The first is digital de-sensitivity, where increasingly immersive and personalised digital environments are training people to switch off more quickly.
In this landscape, brands must move beyond simply chasing reach with relevance and instead focus on creating content that resonates at scale.
The second shift is the redefinition of success.
As Australians reject hustle culture in pursuit of fulfilment, resilience and experiences that align with their values, success is no longer just about aspiration or ticking boxes, it’s being redefined through how it feels.
Next is the trust recession, driven by a surge in misinformation and growing polarisation.
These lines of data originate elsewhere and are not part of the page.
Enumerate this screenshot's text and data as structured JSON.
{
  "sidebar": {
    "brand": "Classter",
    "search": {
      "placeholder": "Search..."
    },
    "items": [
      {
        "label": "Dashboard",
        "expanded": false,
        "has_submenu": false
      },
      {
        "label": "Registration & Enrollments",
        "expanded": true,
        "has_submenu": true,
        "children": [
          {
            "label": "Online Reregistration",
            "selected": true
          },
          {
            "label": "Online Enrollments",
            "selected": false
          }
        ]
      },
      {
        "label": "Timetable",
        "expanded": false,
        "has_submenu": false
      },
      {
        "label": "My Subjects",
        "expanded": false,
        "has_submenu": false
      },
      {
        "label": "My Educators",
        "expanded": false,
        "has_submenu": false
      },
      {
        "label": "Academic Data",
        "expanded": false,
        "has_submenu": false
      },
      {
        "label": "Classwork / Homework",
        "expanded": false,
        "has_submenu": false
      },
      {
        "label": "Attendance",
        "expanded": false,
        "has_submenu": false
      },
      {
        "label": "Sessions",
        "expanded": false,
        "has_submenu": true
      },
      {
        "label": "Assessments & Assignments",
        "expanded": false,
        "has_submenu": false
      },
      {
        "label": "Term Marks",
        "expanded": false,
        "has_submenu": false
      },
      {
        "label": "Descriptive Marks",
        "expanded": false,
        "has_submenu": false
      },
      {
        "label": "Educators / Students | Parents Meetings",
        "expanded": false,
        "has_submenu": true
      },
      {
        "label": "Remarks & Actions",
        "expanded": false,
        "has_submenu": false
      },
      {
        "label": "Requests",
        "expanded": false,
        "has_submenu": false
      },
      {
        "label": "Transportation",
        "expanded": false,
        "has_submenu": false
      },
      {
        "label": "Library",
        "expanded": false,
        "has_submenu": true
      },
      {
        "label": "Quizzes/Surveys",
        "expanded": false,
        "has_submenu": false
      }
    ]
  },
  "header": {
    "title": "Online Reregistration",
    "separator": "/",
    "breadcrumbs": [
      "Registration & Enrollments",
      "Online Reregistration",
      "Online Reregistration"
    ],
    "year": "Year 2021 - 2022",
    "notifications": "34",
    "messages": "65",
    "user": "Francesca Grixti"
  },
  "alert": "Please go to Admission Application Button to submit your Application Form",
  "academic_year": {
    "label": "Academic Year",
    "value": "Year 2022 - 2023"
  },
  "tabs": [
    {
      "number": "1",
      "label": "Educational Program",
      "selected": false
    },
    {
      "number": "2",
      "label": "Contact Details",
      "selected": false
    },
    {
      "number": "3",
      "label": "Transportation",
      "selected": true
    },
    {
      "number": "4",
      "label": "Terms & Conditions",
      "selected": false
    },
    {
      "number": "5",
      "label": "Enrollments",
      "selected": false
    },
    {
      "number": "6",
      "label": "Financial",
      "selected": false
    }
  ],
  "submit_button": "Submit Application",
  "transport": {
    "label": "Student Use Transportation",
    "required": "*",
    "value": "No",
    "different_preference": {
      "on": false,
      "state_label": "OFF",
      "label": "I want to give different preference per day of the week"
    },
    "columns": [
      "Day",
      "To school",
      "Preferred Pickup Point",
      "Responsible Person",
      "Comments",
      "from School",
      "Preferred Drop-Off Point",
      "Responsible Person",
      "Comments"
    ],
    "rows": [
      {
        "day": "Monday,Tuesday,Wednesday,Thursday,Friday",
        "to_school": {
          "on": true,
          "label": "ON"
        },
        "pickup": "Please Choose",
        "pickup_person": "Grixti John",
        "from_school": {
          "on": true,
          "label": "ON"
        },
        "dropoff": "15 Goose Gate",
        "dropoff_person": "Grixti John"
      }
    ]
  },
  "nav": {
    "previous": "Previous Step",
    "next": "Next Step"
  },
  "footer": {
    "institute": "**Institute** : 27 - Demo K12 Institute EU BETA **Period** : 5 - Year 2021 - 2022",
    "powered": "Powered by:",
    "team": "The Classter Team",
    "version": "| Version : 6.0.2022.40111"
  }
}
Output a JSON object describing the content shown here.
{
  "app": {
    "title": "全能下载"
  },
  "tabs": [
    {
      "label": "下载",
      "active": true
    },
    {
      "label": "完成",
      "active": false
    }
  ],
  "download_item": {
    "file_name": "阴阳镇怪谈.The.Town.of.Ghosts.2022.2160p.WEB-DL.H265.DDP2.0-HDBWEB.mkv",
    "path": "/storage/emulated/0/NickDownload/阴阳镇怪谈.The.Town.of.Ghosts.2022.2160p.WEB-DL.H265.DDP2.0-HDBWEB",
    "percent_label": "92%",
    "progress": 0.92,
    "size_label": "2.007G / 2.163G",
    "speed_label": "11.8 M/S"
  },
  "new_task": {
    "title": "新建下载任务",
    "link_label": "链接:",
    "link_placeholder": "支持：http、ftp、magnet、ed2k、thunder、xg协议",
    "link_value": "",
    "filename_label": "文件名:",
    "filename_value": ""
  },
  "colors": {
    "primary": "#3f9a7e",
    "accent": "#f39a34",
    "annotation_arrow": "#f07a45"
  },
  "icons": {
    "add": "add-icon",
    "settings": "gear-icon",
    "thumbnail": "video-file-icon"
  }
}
Australians are increasingly turning to voices they believe in, rather than simply messages that sound right.
Finally, there’s the scroll vs soul shift.
Australians are becoming more mindful of their emotional bandwidth, gravitating towards brands that respect their wellbeing and deliver experiences that replenish rather than exhaust.
More than 120 industry leaders attended the events, which included a panel discussion on how brands can respond to the shifts with authenticity and foresight.
“The Change of Heart research really resonates with what we’re observing at SBS every day,” said head of marketing and media at SBS, Uma Oldham.
“That audiences connect with content that has purpose, meaning and reflects themselves.
“People aren’t just looking for content to fill their time, they’re looking for content that respects their attention, reflects their values, and feels trustworthy.”
Cotton said these cultural insights remind the industry that growth won’t come from ‘being louder’.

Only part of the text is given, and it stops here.